La bolgia infernale

16 aprile – mi sveglio la mattina con sul corpo le tracce di varie morsicature. Passo in rivista maglia e pigiama senza trovar tracce di pidocchi, che già infieriscono nel campo, quindi penso al materasso proveniente da Hyères ed alla possibilità che abbia portato con sé qualche cimice. Mi metto al sole, smonto il materasso, lo passo in attento esame e metto la fodera a bagno nella svola. Passo il resto della giornata a sbadigliare, tormentato dallo stomaco vuoto. Il primo rancio, sbrodaglia di ceci e patate, dà una mezzora di requie allo stomaco e la razione di pane, consumata alle sei di sera, un’ora. Mi corico più affamato che mai dopo aver inghiottito le quattro razioni di zucchero che finalmente ci son state date alla mano.

17 aprile – Manni e Portalupi, beati loro, ricevono un pacco. Io sto abituandomi alla fame. Nel pomeriggio vien ordine di ravvicinare i nostri castelli per far posto ad altri. Infatti, fra la baraonda generale, vien introdotta in camerata un’altra dozzina di castelli. La conseguenza è che siamo in dodici nello spazio di dodici metri quadri: un metro a testa. La bolgia infernale nella camerata è indescrivibile e non si può sfuggirla perché fuori piove e fa freddo. Rannicchiato sul letto tento inutilmente di leggere Lin Yutang – ma giunto in fondo alla pagina devo continuamente tornar da capo perché non riesco ad afferrare il senso di quel che leggo. Il tempo passa lento lento lento.

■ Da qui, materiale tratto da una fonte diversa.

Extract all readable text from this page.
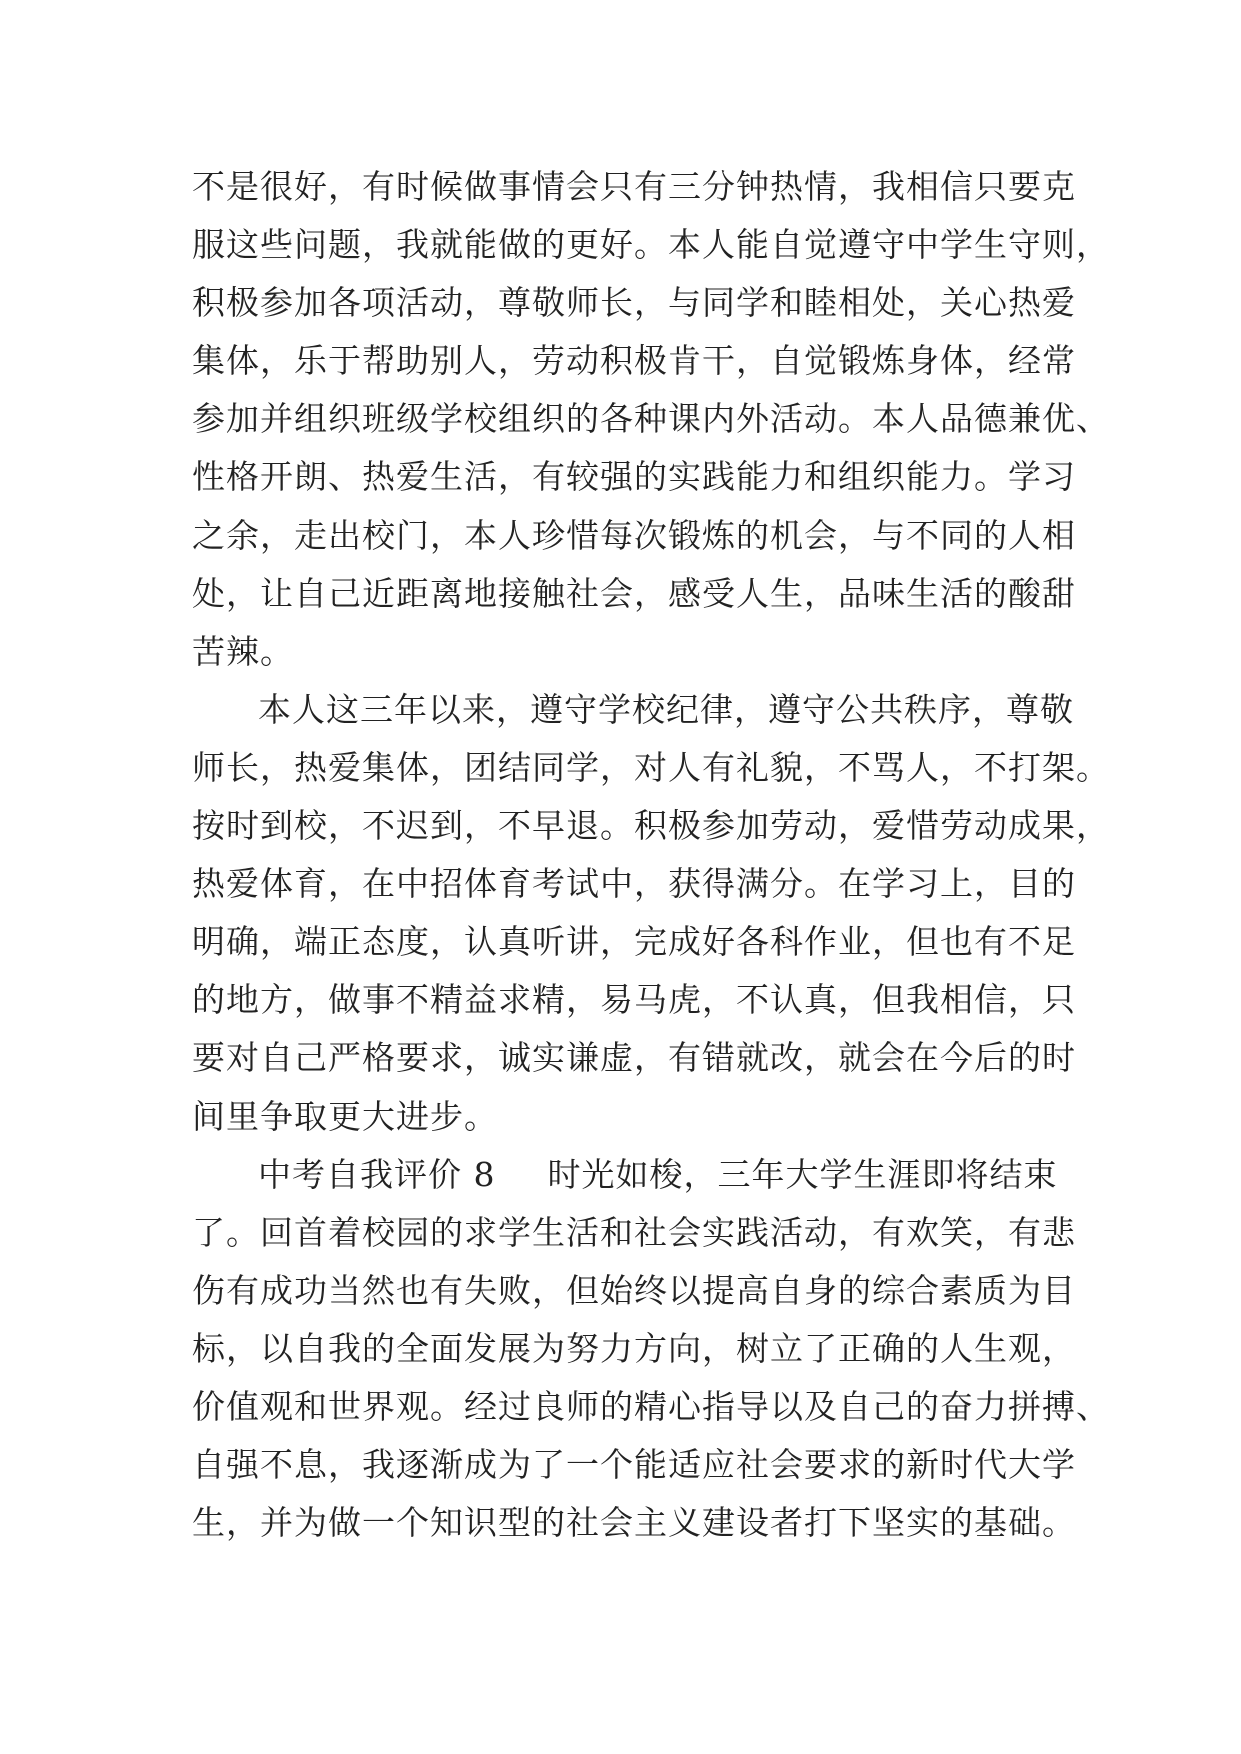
不是很好，有时候做事情会只有三分钟热情，我相信只要克
服这些问题，我就能做的更好。本人能自觉遵守中学生守则，
积极参加各项活动，尊敬师长，与同学和睦相处，关心热爱
集体，乐于帮助别人，劳动积极肯干，自觉锻炼身体，经常
参加并组织班级学校组织的各种课内外活动。本人品德兼优、
性格开朗、热爱生活，有较强的实践能力和组织能力。学习
之余，走出校门，本人珍惜每次锻炼的机会，与不同的人相
处，让自己近距离地接触社会，感受人生，品味生活的酸甜
苦辣。
本人这三年以来，遵守学校纪律，遵守公共秩序，尊敬
师长，热爱集体，团结同学，对人有礼貌，不骂人，不打架。
按时到校，不迟到，不早退。积极参加劳动，爱惜劳动成果，
热爱体育，在中招体育考试中，获得满分。在学习上，目的
明确，端正态度，认真听讲，完成好各科作业，但也有不足
的地方，做事不精益求精，易马虎，不认真，但我相信，只
要对自己严格要求，诚实谦虚，有错就改，就会在今后的时
间里争取更大进步。
中考自我评价 8 时光如梭，三年大学生涯即将结束
了。回首着校园的求学生活和社会实践活动，有欢笑，有悲
伤有成功当然也有失败，但始终以提高自身的综合素质为目
标，以自我的全面发展为努力方向，树立了正确的人生观，
价值观和世界观。经过良师的精心指导以及自己的奋力拼搏、
自强不息，我逐渐成为了一个能适应社会要求的新时代大学
生，并为做一个知识型的社会主义建设者打下坚实的基础。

18 aprile – A stretto contatto di gomito cominciamo a riprendere la vita normale. Il mio vicino di sinistra è un meridionale dall’aspetto piuttosto sudicio e guardo con terrore le sue coperte dilagare lerce e sbrindellate, sul mio letto. Manni, beato lui, riceve un altro pacco, e cede a me e a Brunello il suo rancio di verdura; quindi il nostro pasto serale è più completo. Si gioca a bridge, per passare le ore della sera, rannicchiati sul castello – ma la posizione è tanto scomoda che il gioco diventa una tortura e non può continuare a lungo. È annunciato l’arrivo di altri pacchi e questo riapre il cuore alle speranze.